Die Schiffs-Agentur auf Diesel-Reise
Auch die Schiffs-Agentur war an diesem Tag mit einem Event unterwegs und nahm die Ausrangierung der historischen Zweitakt-Motoren der „Schwyz“ zum Anlass, noch andere „Diesel-Leckerbissen“ zu bieten. Gestartet sind rund zwei Dutzend Teilnehmende im Verkehrshaus der Schweiz VHS. Leider war das erste Vergnügen etwas getrübt: dem VHS und der ausführenden Firma Shiptec gelang es nicht, im Vorfeld den legendären Schiffsdiesel 2RKW20 des Rheinschiffes Neptun 8 (mit gleichem Jahrgang wie MS Schwyz) zum Laufen zu bringen. Um so erfreulicher war dann die Tatsache, dass uns der FBW/Hess-Grossraumautobus „B71H Nr. 81“ mitten auf dem Museumsinnenhof abholte, sozusagen zwischen der legendären DC 9 und DS Rigi. Der Bus mit Jahrgang 1955 begleitete nun MS Schwyz mit Jahrgang 1959 auf der letzten Kursfahrt und bot vom Ufer aus zahlreiche Fotografiermöglichkeiten. Um im Flora-Alpina, einem hübschen Aussichtspunkt und Hotel zwischen Vitznau und oberer Nas gelegen, die „Schwyz“ auf ihrer letzten Fahrt mit den Originalmotoren fotografisch zu dokumentieren, musste unser Chauffeur Kaspar Bechter vom Verein vbl-historic grad „Gas“ geben, denn der Landweg war über Küssnacht um einiges länger als jener des Schiffes.

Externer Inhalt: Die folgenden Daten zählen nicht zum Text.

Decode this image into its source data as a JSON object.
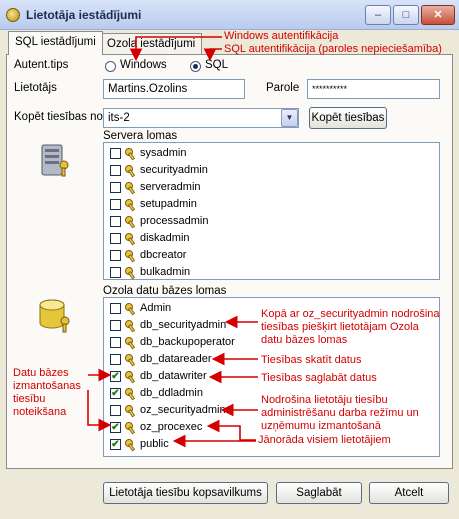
{
  "window": {
    "title": "Lietotāja iestādījumi",
    "min": "–",
    "max": "□",
    "close": "✕"
  },
  "tabs": [
    {
      "label": "SQL iestādījumi"
    },
    {
      "label": "Ozola iestādījumi"
    }
  ],
  "auth": {
    "label": "Autent.tips",
    "windows": "Windows",
    "sql": "SQL",
    "selected": "SQL"
  },
  "user": {
    "label": "Lietotājs",
    "value": "Martins.Ozolins"
  },
  "password": {
    "label": "Parole",
    "value": "**********"
  },
  "copy": {
    "label": "Kopēt tiesības no",
    "value": "its-2",
    "button": "Kopēt tiesības"
  },
  "server_roles": {
    "title": "Servera lomas",
    "items": [
      {
        "label": "sysadmin",
        "checked": false
      },
      {
        "label": "securityadmin",
        "checked": false
      },
      {
        "label": "serveradmin",
        "checked": false
      },
      {
        "label": "setupadmin",
        "checked": false
      },
      {
        "label": "processadmin",
        "checked": false
      },
      {
        "label": "diskadmin",
        "checked": false
      },
      {
        "label": "dbcreator",
        "checked": false
      },
      {
        "label": "bulkadmin",
        "checked": false
      }
    ]
  },
  "db_roles": {
    "title": "Ozola datu bāzes lomas",
    "items": [
      {
        "label": "Admin",
        "checked": false
      },
      {
        "label": "db_securityadmin",
        "checked": false
      },
      {
        "label": "db_backupoperator",
        "checked": false
      },
      {
        "label": "db_datareader",
        "checked": false
      },
      {
        "label": "db_datawriter",
        "checked": true
      },
      {
        "label": "db_ddladmin",
        "checked": true
      },
      {
        "label": "oz_securityadmin",
        "checked": false
      },
      {
        "label": "oz_procexec",
        "checked": true
      },
      {
        "label": "public",
        "checked": true
      }
    ]
  },
  "buttons": {
    "summary": "Lietotāja tiesību kopsavilkums",
    "save": "Saglabāt",
    "cancel": "Atcelt"
  },
  "annotations": {
    "windows_auth": "Windows autentifikācija",
    "sql_auth": "SQL autentifikācija (paroles nepieciešamība)",
    "security_admin": "Kopā ar oz_securityadmin nodrošina tiesības piešķirt lietotājam Ozola datu bāzes lomas",
    "read": "Tiesības skatīt datus",
    "write": "Tiesības saglabāt datus",
    "oz_security": "Nodrošina lietotāju tiesību administrēšanu darba režīmu un uzņēmumu izmantošanā",
    "all_users": "Jānorāda visiem lietotājiem",
    "left_note": "Datu bāzes izmantošanas tiesību noteikšana"
  },
  "colors": {
    "annotation": "#d40000",
    "check": "#1f7a1f"
  }
}
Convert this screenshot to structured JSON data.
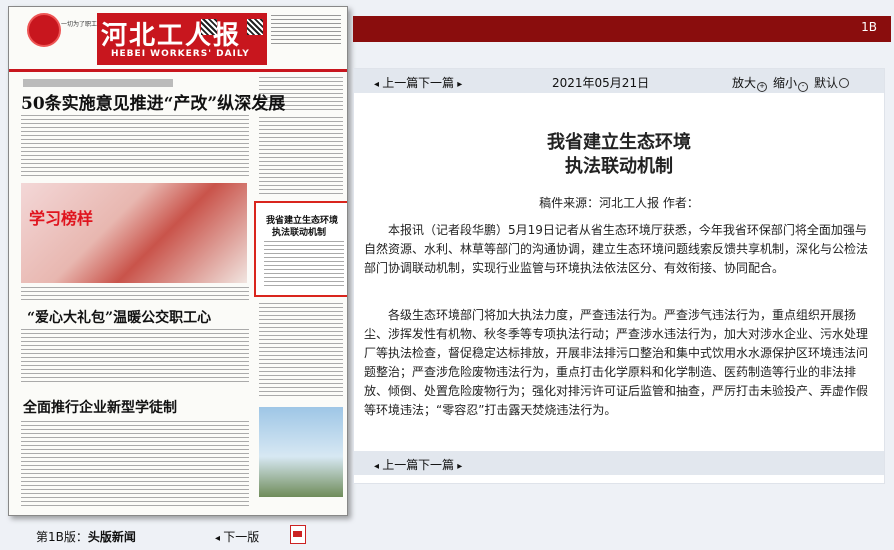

Beim nächsten Fotohalt bei der Kindlikapelle zwischen Gersau und Brunnen war „Showtime“ angesagt. Die „Schwyz“ dreht wunderbare Pirouetten in der Bucht des Gersauer Strandbades, die Motoren zeigen ein letztes Mal, was noch in ihnen steckt. Auf der anschliessenden Traverse nach Treib bringen die 53-jährigen Motoren das Schiff mit 410 Touren auf 28,7 km/h. In Brunnen besteigen die Reiseteilnehmenden nun die „Schwyz“, um die aller letzte Zweitaktmotoren-Fahrt zurück nach Luzern zu geniessen. Nachdenkliche, aber zufriedene Gäste blicken auf einen besonderen Tag zurück.
Eine Epoche geht zu Ende
Nun kommt die «Schwyz» in die Werfthalle der Shiptec. 2,7 Millionen Franken bewilligte der VR für den Umbau, der durch das Design-Büro Judel/Vroljik aus Bremerhafen begleitet wird mit dem Ziel, die Atmosphäre der 60-iger Jahre an Bord aufleben zu lassen. Die Renovation bringt auch schiffshistorische Nachteile: der heimelige „Sound“ der Schwyz-Motoren, das Zweitaktstampfen, das je nach Windverhältnisse aus weiter Distanz zu hören war, das schiffige Knurren, wird nun verschwinden. Michael Roost, schweizweiter Kenner und Freak von Dieselmotoren kämpft seit Jahren um den Erhalt technisch wertvoller Exponate. Auch im Fall der Schwyz-Motoren argumentiert er mit fundiertem Wissen für den Erhalt, meint aber einleitend: „Es steht mir nicht zu, den unternehmerischen Entscheid des Verwaltungsrates und der Geschäftsleitung zu kritisieren. Er ist mit Sicherheit wirtschaftlich und ökologisch begründet, ist aus Sicht der Verantwortlichen Sachzwang im Hinblick auf die weitere Verwendung des Schiffes.“
Trotzdem, so fährt er nachdenklich fort: „Der Entscheid der SGV stimmt mich traurig. Mit dem Ersatz der beiden aus den 50-er Jahren stammenden Sulzer-Diesel 6TW24 verschwinden die meines Wissens bald letzten langsamlaufenden Dieselmaschinen auf Schweizer Gewässern. Nebst einigen Güterschiffen auf dem Rhein ist nur noch im Motorschiff Stein am Rhein der Schifffahrtsgesellschaft Untersee und Rhein (URh) ein solcher Motor in einem Kursschiff als klassischer Langsamläufer anzutreffen.“
Damit verlieren wir einen der letzten Zeugen des Schweizer Industrie-Know-Hows im Maschinenbau der 50-er Jahre, der infolge Innovation und hoher Qualität auf dem Weltmarkt konkurrenzfähig war. Wo werden kommende Generationen Zeitzeugen helvetischer Ingenieurskunst im Bereiche der Thermodynamik in Aktion bewundern können? Auf Fotos, in Museen? Ausgestellte Museumsstücke sind sicher interessant zur Instruktion, aber nur in Betrieb stehende Maschinen, duftend, stampfend, sich (und den Betrachter!) bewegend, vermögen Erlebnisse zu vermitteln wie das bei den Dampfschiffen der Fall ist.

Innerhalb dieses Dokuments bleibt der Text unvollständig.